O profissional havia solicitado o registro para exercer a medicina no Estado, mas o pedido foi negado pelo Conselho. Entre os argumentos apresentados pelo CRM estavam supostas irregularidades no processo de revalidação do diploma pela universidade, incluindo questionamentos levantados pelo Ministério da Educação (MEC).
Ao analisar o caso, o juiz entendeu que o Conselho Regional de Medicina não tem competência para declarar inválida, por conta própria, uma revalidação de diploma emitida por uma instituição de ensino superior.

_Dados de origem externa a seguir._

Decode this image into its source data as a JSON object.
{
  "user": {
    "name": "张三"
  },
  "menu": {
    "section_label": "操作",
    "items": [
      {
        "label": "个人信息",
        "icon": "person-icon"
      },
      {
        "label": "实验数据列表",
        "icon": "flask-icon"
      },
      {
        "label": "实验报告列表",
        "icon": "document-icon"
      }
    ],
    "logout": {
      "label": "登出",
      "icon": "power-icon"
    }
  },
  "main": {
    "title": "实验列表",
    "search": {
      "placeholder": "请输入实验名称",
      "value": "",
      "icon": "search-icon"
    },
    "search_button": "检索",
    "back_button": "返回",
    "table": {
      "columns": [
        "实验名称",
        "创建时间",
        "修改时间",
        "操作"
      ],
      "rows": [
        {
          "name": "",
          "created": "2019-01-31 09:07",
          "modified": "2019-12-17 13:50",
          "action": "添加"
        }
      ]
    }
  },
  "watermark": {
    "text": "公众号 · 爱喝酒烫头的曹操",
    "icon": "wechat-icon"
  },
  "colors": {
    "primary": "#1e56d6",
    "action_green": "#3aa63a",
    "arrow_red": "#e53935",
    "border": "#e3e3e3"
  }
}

Segundo a decisão, cabe ao MEC e, se necessário, ao Poder Judiciário apurar eventuais irregularidades envolvendo o procedimento de revalidação.
A sentença destaca que, enquanto o ato de revalidação não for anulado por decisão administrativa definitiva ou judicial, ele continua produzindo efeitos legais e deve ser considerado válido.
Com esse entendimento, a Justiça concluiu que o CRM-TO não poderia negar a inscrição profissional com base apenas em dúvidas sobre a regularidade da revalidação realizada pela universidade.
A decisão determina que o Conselho efetue o registro do médico no prazo de 15 dias, desde que os demais requisitos legais para a inscrição estejam preenchidos e não exista outro impedimento administrativo além daquele analisado no processo.
Apesar da decisão favorável ao profissional, a sentença ressalta que as investigações sobre possíveis irregularidades nos procedimentos de revalidação de diplomas pela UnirG podem continuar sendo conduzidas pelos órgãos competentes, especialmente o Ministério da Educação.